Su padre se incorporó en el lecho y le cogió con fuerza del brazo.

—¡Nunca te rebeles contra el emperador, hijo, nunca! ¡Y menos contra Domiciano! —exclamó agotando sus energías y derrumbándose sobre el lecho de golpe, pero sin dejar de repetir sus exclamaciones—. ¡Nunca, hijo! ¡Por Júpiter! ¡Nunca!

—No lo haré, padre —respondió Trajano hijo ayudando al enfermo a recostarse de nuevo con orden en la cama—, no me rebelaré contra el emperador aunque…

—No valen excusas, hijo. Sé que el emperador está loco, todos lo sabemos, pero sólo somos legati de Roma, senadores hispanos, no valemos más que para guardianes de la frontera, no somos nada más. Te temen porque el ejército te respeta, nos respeta, pero nunca te aceptarán en Roma como nada más que eso, un guardián de la frontera. Hubo un tiempo en que pensé que podría cambiar eso… hubo un tiempo… pero no es posible… no es posible…, no se puede cambiar Roma… no tanto. Si buscas algo más sólo crearás una guerra civil y perderás, hijo, perderás. No te rebeles contra el emperador, no importa el pasado, no importa Manió, ¿entiendes?, no importan las guerras que se combatieron mal, no importan las persecuciones: nunca te rebeles contra Domiciano o Domiciano nos asesinará —aquí se corrigió—, os asesinará a todos. No lo hagas, por la familia, hijo, no lo hagas nunca.

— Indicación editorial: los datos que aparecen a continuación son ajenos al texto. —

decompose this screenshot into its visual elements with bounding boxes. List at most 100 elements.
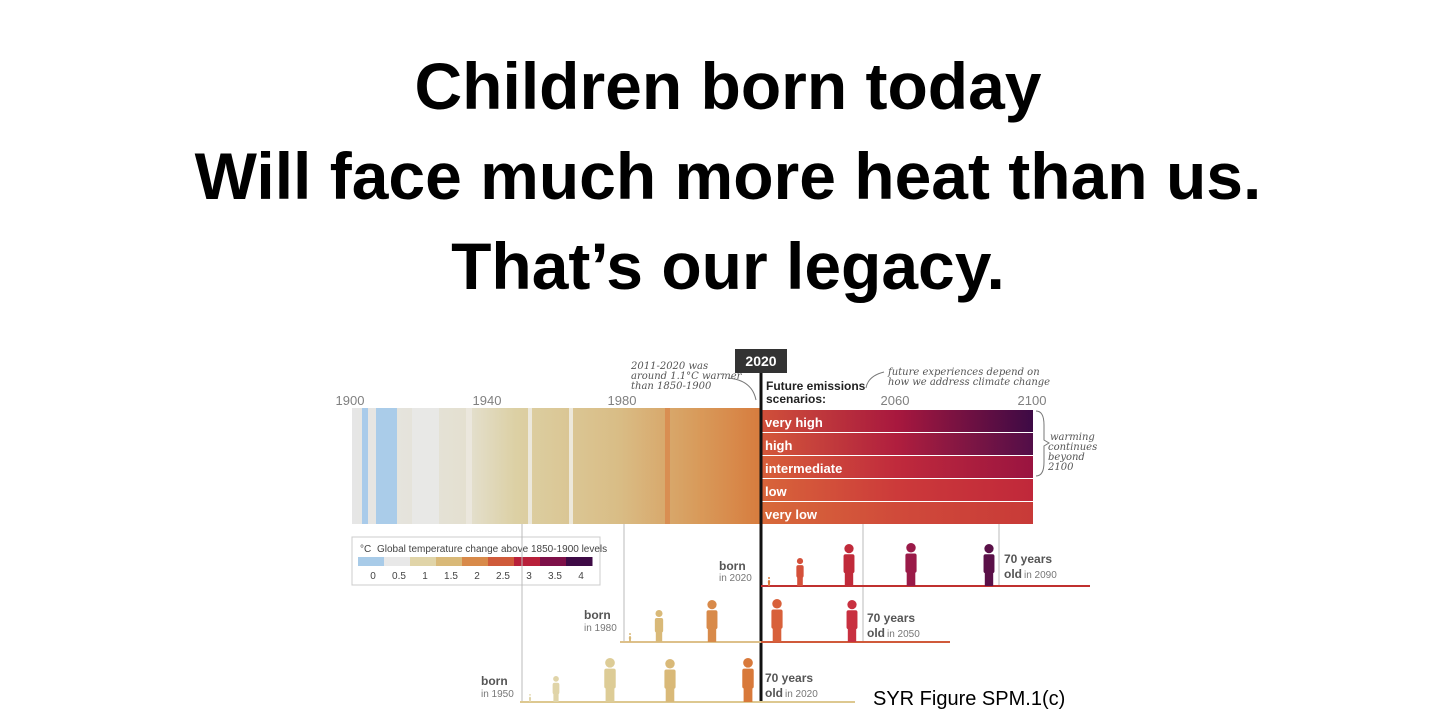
person [628, 633, 632, 642]
born-year: in 1980 [584, 623, 617, 634]
legend-tick-label: 0 [370, 571, 376, 582]
person [771, 599, 783, 642]
person-head [768, 577, 770, 579]
old-year: in 2090 [1024, 570, 1057, 581]
person-head [553, 676, 559, 682]
axis-years: 1900 1940 1980 2060 2100 [336, 393, 1047, 408]
legend-tick-label: 3 [526, 571, 532, 582]
person-body [604, 668, 616, 689]
person-legs [772, 627, 782, 642]
person [767, 577, 771, 586]
stripe [665, 408, 670, 524]
person-head [529, 694, 531, 696]
person-legs [847, 628, 857, 642]
note: around 1.1°C warmer [631, 371, 743, 382]
legend-tick-label: 2.5 [496, 571, 510, 582]
people [528, 543, 995, 702]
person [983, 544, 995, 586]
scenario-label: high [765, 438, 792, 453]
legend-tick-label: 4 [578, 571, 584, 582]
scenario-band [761, 410, 1033, 432]
colorbar-swatch [436, 557, 463, 566]
legend-tick-label: 2 [474, 571, 480, 582]
person-head [844, 544, 854, 554]
person-body [664, 669, 676, 689]
scenario-band [761, 456, 1033, 478]
marker-year: 2020 [745, 353, 776, 369]
person-head [796, 558, 804, 565]
person [604, 658, 616, 702]
person-head [655, 610, 663, 618]
person-legs [665, 687, 675, 702]
person-head [707, 600, 717, 610]
note-arrow [727, 377, 757, 401]
person [742, 658, 754, 702]
person [846, 600, 858, 642]
person-legs [655, 631, 663, 642]
colorbar-swatch [384, 557, 411, 566]
scenario-band [761, 502, 1033, 524]
note: future experiences depend on [887, 367, 1040, 378]
person-head [906, 543, 916, 553]
age-label: 70 years [867, 611, 915, 625]
person-body [983, 554, 995, 574]
stripe [376, 408, 397, 524]
colorbar-swatch [462, 557, 489, 566]
scenario-band [761, 433, 1033, 455]
note-arrow [865, 371, 885, 389]
person-legs [707, 628, 717, 642]
person-legs [629, 639, 631, 642]
person [552, 676, 560, 702]
born-label: born [584, 608, 611, 622]
person-head [847, 600, 857, 610]
legend-tick-label: 1 [422, 571, 428, 582]
title-line: Will face much more heat than us. [195, 139, 1262, 213]
colorbar-swatch [540, 557, 567, 566]
legend: °C Global temperature change above 1850-… [351, 536, 607, 586]
person-body [742, 668, 754, 689]
year-label: 2100 [1018, 393, 1047, 408]
scenario-heading: scenarios: [766, 392, 826, 406]
scenario-label: low [765, 484, 788, 499]
person-head [772, 599, 782, 609]
person [843, 544, 855, 586]
born-year: in 2020 [719, 573, 752, 584]
person-body [796, 565, 804, 578]
person-body [771, 609, 783, 629]
person-body [843, 554, 855, 574]
person-body [654, 618, 664, 633]
note: continues [1048, 442, 1097, 453]
colorbar-swatch [566, 557, 593, 566]
old-label: old [765, 686, 783, 700]
title-line: Children born today [415, 49, 1042, 123]
born-year: in 1950 [481, 689, 514, 700]
scenario-heading: Future emissions [766, 379, 866, 393]
scenario-band [761, 479, 1033, 501]
note: than 1850-1900 [631, 381, 712, 392]
person-legs [844, 572, 854, 586]
old-label: old [867, 626, 885, 640]
person-body [846, 610, 858, 630]
generation-lines [520, 524, 1090, 703]
stripe [412, 408, 439, 524]
born-label: born [481, 674, 508, 688]
person-legs [984, 572, 994, 586]
note: how we address climate change [888, 377, 1050, 388]
person-legs [553, 693, 559, 702]
person-body [628, 635, 632, 641]
person-body [905, 553, 917, 573]
colorbar-swatch [514, 557, 541, 566]
person-legs [768, 583, 770, 586]
person-body [706, 610, 718, 630]
stripe [362, 408, 368, 524]
person [905, 543, 917, 586]
note: beyond [1048, 452, 1085, 463]
old-label: old [1004, 567, 1022, 581]
stripe [569, 408, 573, 524]
colorbar-swatch [488, 557, 515, 566]
scenario-label: intermediate [765, 461, 842, 476]
legend-unit: °C [360, 544, 371, 555]
person [528, 694, 532, 702]
colorbar: 0 0.5 1 1.5 2 2.5 3 3.5 4 [358, 557, 593, 582]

—Puedes estar tranquilo, padre. No me rebelaré contra el emperador.

Su padre cerró entonces los ojos. Parecía que la enfermedad podía con él y volvió a dormirse.

Marco Ulpio Trajano se levantó despacio. Licinio Sura estaría en el praetorium esperando una respuesta. Era persistente; no se iría de Germania sin una contestación clara por su parte. Trajano no quería traicionar el ruego de su padre moribundo, pero, a un tiempo, detestaba a un emperador que había perdido la razón hacía tiempo y que los conducía a todos, a todo el Imperio, a la destrucción total. Era difícil cumplir la palabra dada a su padre, y sin embargo no podía hacer otra cosa. Acababa de prometérselo.